Just as any attorney ad litem must obtain and maintain special certification by the State Bar in order to be eligible for the appointment, so too must every guardian ad litem. However, the mandatory certification is just about the extent of the similarities between the two appointed roles.
While the attorney ad litem is bound to advocate for the Proposed Ward’s legal interests, the guardian ad litem is primarily concerned with the Proposed Ward’s “best interests.” On occasion, legal interests and best interests are precisely the same thing. Other times, they very clearly are not.
Remember that the attorney ad litem must treat the Proposed Ward like any other client. Confidentiality and the duties of loyalty and zealous advocacy apply. However, the guardian ad litem is not bound by a similar relationship. The guardian ad litem’s job is not to follow the Proposed Ward’s desires and decisions, but instead, the guardian ad litem often acts as an additional arm of the Court to gather information and evaluate what the guardian ad litem believes to be in the bests interests of the proposed ward, even if that decision conflicts with what the proposed ward believes to be in his own best interest.

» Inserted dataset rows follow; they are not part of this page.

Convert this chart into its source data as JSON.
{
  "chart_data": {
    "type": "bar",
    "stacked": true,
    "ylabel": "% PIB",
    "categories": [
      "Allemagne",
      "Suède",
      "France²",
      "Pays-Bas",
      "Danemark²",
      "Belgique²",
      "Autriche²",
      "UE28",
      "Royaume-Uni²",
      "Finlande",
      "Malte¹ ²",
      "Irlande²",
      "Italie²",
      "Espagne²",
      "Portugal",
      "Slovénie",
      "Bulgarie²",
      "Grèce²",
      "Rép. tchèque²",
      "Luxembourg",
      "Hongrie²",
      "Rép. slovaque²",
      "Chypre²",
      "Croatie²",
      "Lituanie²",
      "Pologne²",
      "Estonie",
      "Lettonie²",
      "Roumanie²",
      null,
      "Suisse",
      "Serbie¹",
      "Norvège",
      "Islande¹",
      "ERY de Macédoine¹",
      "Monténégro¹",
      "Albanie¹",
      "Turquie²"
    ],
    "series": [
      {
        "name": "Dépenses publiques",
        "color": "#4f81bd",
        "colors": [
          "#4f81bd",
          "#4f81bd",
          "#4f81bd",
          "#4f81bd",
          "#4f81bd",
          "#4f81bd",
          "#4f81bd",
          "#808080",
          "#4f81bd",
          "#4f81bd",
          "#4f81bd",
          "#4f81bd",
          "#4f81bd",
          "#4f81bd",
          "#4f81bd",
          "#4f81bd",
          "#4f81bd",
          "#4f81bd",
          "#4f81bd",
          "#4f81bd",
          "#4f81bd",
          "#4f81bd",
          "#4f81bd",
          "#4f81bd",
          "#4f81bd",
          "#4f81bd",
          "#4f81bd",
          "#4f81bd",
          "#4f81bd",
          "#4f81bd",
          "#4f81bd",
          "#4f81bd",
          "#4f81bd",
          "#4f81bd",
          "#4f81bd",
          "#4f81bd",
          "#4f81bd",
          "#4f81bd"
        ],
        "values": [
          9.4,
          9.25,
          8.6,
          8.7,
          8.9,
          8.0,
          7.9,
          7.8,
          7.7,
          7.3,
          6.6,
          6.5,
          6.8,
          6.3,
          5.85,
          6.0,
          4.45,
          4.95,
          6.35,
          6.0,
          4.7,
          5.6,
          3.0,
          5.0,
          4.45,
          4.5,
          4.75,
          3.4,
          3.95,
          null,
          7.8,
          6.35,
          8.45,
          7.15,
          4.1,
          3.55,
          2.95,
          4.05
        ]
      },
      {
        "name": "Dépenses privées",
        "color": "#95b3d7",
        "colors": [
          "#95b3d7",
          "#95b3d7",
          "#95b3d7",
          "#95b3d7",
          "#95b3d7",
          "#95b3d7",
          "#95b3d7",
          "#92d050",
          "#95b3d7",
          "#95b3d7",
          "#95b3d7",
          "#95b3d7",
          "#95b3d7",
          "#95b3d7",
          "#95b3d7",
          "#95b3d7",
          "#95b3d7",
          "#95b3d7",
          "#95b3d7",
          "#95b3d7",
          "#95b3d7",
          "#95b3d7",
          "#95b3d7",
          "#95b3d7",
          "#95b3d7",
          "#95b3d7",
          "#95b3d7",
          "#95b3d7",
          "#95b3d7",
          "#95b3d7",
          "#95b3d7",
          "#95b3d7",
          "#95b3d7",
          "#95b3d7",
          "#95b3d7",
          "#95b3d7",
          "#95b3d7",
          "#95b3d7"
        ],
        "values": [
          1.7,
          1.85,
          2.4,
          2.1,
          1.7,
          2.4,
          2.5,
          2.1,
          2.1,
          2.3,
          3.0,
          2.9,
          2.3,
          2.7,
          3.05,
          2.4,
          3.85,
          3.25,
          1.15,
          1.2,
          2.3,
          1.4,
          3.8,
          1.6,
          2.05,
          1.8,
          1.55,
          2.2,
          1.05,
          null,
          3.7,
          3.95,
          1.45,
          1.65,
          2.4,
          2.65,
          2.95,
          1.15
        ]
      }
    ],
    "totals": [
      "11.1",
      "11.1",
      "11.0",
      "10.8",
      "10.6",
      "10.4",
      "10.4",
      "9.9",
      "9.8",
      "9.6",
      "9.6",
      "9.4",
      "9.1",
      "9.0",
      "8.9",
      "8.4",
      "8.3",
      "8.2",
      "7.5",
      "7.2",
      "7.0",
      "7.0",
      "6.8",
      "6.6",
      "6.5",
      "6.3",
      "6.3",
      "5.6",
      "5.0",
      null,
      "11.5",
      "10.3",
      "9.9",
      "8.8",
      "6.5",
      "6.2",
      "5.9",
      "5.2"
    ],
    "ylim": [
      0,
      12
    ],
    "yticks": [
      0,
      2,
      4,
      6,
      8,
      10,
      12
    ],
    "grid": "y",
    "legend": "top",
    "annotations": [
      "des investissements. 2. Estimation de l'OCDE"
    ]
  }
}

A guardian ad litem will meet with the Proposed Ward, observe their ordinary daily routine, interview the parties to the guardianship, review any medical information, and generally soak up as much objective evidence as possible. Then, they will usually take a solid position on what the Court should or should not do to best protect the Proposed Ward. Their position may echo the guardianship applicant’s desires, the Proposed Ward’s desires, or fall somewhere in the middle.
The limit of a guardian ad litem’s role remains about as murky as you might expect. What do “best interests” really mean? As a result of a less-than-concrete definition of duties, you find different attorneys applying their own best judgment to the task when called to do the job. The role of the guardian ad litem is certainly important in the cases where the Court chooses to appoint one. It would be nice if the legislature provided a bit more substance to the rules related to them in order for them to be uniformly and effectively applied in guardianships all across our State.